Every real polynomial of two variables defined on the real plane R^2 and bounded from below attains its minimum

Every real polynomial of two variables defined on the real plane R^2 and bounded from below attains its minimum.

is this supposed to be remarkable?

It's remarkably false.

Proofs?

(1-xy)^2 + x^2

Bounded from below just means that the surface never goes below that point.

The surface could still approach that point arbitrarily closely and thus never have a minimum.

O, yea. Is there some variation on OPs claim? Or he just said stupid shit?

Every subspace of a completely metrizable space is completely metrizable.

Every such function on a bounded subset of R2 will achieve its minimum.

>Is there some variation on OPs claim?

Do you mean for it to be right? Well, yes. It is true for real polynomials of one variable.

Babby proof:

The only polynomials to be bounded from below are even degree polynomials.

Every (and only) even degree polynomials are either bounded from below or above.

Even degree polynomials have either minima or maxima, never both.

Consider some arbitrary even degree polynomial that is bounded from below.

Take its derivative, which yields an odd degree polynomial.

Every odd degree polynomial has at least one real root.

These roots are either maxima or minima. But they cannot be maximum because if an even polynomial has a maximum then all of its critical points would be maxima and if that were the case then one of them would have to be a global maximum but then that global maximum would imply that the function is bounded from above.
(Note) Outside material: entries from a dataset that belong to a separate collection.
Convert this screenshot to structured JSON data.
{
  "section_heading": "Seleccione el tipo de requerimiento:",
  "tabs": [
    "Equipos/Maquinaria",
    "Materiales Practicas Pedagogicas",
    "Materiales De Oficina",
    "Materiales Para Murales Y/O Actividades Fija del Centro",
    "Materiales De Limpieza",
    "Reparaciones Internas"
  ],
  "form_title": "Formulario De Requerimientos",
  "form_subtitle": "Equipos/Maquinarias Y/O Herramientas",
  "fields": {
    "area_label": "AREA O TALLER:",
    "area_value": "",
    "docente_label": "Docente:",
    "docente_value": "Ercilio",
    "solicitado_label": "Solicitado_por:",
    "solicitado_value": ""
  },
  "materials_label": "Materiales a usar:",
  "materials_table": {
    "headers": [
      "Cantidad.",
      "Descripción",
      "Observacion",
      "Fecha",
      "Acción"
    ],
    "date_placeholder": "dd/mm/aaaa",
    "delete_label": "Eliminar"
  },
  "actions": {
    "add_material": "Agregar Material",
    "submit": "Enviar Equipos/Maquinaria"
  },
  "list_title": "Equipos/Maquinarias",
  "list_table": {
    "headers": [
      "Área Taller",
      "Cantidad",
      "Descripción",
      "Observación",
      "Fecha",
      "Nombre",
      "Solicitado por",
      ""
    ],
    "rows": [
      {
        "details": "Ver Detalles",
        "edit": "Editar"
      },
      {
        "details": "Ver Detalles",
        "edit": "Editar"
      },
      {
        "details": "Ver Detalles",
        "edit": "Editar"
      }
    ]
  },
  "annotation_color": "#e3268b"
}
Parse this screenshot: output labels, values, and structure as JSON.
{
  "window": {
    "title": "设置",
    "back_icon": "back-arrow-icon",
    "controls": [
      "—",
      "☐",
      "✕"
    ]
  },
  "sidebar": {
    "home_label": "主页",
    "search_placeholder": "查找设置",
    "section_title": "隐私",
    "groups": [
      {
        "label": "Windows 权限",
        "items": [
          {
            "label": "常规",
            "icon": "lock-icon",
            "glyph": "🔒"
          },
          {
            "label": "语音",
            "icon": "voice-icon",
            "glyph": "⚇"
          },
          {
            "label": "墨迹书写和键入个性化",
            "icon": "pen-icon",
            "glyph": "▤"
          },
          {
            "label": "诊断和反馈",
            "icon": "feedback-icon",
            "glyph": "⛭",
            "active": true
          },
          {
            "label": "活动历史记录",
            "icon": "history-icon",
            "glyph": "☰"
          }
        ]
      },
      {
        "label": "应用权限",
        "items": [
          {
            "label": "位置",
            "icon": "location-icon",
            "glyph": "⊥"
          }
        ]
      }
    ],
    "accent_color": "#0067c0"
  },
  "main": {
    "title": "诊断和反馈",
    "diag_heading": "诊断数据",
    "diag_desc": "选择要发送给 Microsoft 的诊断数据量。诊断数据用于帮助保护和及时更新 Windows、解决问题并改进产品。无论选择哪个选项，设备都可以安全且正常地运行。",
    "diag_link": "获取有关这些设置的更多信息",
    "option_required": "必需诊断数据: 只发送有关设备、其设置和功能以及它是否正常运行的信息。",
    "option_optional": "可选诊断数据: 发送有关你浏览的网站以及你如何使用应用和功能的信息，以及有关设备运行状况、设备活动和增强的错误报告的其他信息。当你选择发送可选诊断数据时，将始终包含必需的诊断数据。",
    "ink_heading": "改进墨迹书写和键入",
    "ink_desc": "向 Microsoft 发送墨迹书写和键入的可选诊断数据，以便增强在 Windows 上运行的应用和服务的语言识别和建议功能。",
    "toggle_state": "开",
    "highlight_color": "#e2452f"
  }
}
But we already supposed the function was bounded from below, and even polynomials cannot be bounded from both sides.

So all of those critical points must be minima and therefore one of them must be global, so such polynomials always attain their minimum.

no, every closed subset :)

Has a minimum at (0, 0).

Sure thing bro

>But they cannot be maximum because if an even polynomial has a maximum then all of its critical points would be maxima
that's not true, and even degree polynomials can have local maxima (ex: (x-1)(x-2)(x-3)(x-4))
What you need to say is precisely that if a nonconstant polynomial has at least two critical points, then they can't all be maxima or minima (which is pretty clear if you draw the situation)

take x close to 0 and y=1/x faggot, the function approaches 0 but never reaches this value

x-y

Is it a polynomial? Dumbass

The set A = [0, infinity) x [0, infinity) is closed yet the function f with f(x,y) = -x for all (x,y) in A has no minimum.

Let X denote a compact and convex subset of euclidean space R^n. This implies that the set of its extreme points is closed.

You can't read

>stealing fake theorems from a fake math page on Facebook

heck off dude

I messed up my math. You are quite right; (1-xy)^2 + x^2 has an infimum of zero, but no minimum.